Occasionally a Coronal Mass Ejection collides with the Earth. The Earth is protected from this searing ball of plasma by the magnetosphere, the magnetic field produced by the Earth’s core. The magnetosphere is one of the many things that most people are unaware they should be grateful for, but fortunately the magnetosphere insensitive to ingratitude. The magnetic field of the coronal mass ejection and the magnetosphere interact, undergoing further magnetic reconnection, and the coronal mass ejection flows around the Earth. As it flows around, it drags with it the Earth’s magnetic field, elongating it into a long tail the stretched behind the Earth.


Reconnection occurs in the red regions. The Earth is the blue dot. By NASA, Public domain, via Wikimedia Commons

This long tail also undergoes magnetic reconnection as the stretched field lines are brought into contact. Magnetic reconnection heats and accelerated the particles in the plasma here, and the particles speed back towards to Earth. These fast move particles strike the Earth’s atmosphere at the poles, where most of the field lines originate, and cause the atmosphere glow with the characteristic green and red of the Aurora.

So to get an Aurora, we’ve had to invoke magnetic reconnection at least three times – firstly to pinch off a solar flare from the Sun an accelerate it towards Earth, secondly when the coronal mass ejection first hits the Earth, and finally behind the Earth to accelerate the particles to the poles and hence cause the atmosphere to glow.

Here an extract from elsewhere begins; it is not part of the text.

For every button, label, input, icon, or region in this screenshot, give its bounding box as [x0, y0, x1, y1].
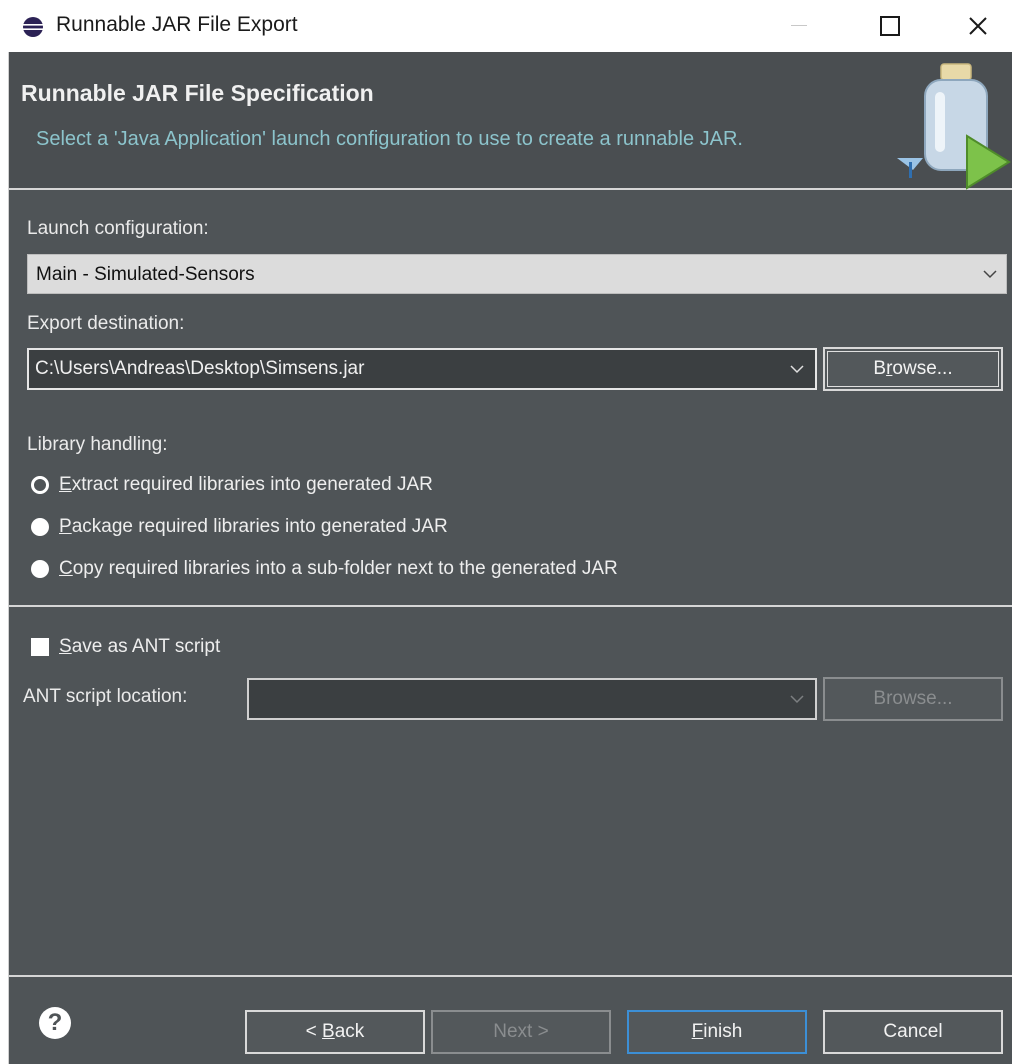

In MAGPIE, we can generate streams of plasma that have embedded magnetic fields. By allowing two streams in which the fields are oppositely directed, we can trigger magnetic reconnection. We generate the streams using an ‘exploding’ wire array – a cylindrical shell made of thin rods or wires surrounds a thick central conductor. A large current from the MAGPIE generator passes up through the thin wires, turning them into plasma. The current returns to ground through the thick central conductor, which produces a large magnetic field that pushes the plasma outwards in every direction. The large magnetic field is embedded in the plasma, so as the plasma flows outwards it carries a magnetic field with it.


View of two exploding wire arrays from above. Light blue arrows indicate plasma streams, and magnetic reconnection takes place in the red region.

We place two of these exploding wire arrays side by side, so that the flows meet half way between them, and magnetic reconnection occurs. By choosing the material that the wires are made out of, we can change how fast the flows are and how the magnetic reconnection process takes place.

To study magnetic reconnection, it would be nice to observe the shape of the magnetic field lines, but this is difficult in our experiment. Instead we study how the plasma responds to the magnetic energy being released – it heats up and accelerates. Hot plasmas emit light just like a hot piece of metal does, and using a camera with a very fast exposure (five billionths of a second!) we can make movies of how the plasma responds. We can back this up by measuring the temperature and velocity of the plasma, as well as maps of the density. Our new Faraday rotation diagnostic allows us to measure magnetic fields and confirm that the magnetic fields are annihilated when they meet. This combination of qualitative and quantitative diagnostics allow us to make direct comparisons with theory and simulations.


An image take with a 5 ns exposure on a recent MAGPIE experiment, The bright regions are streams of plasma flowing towards each other. When they collide, magnetic reconnection should occur.

I’m just wrapping up a long experimental run on MAGPIE studying magnetic reconnection in carbon plasmas. Carbon is a interesting material to us because it appears to give plasmas which are hotter and carry larger magnetic fields than other materials. I won’t write about what we’ve found until we’ve had a chance to analyse the data and prepare it for publication, but I hope to write more about some of the theoretical foundations of magnetic reconnection in a blog post soon.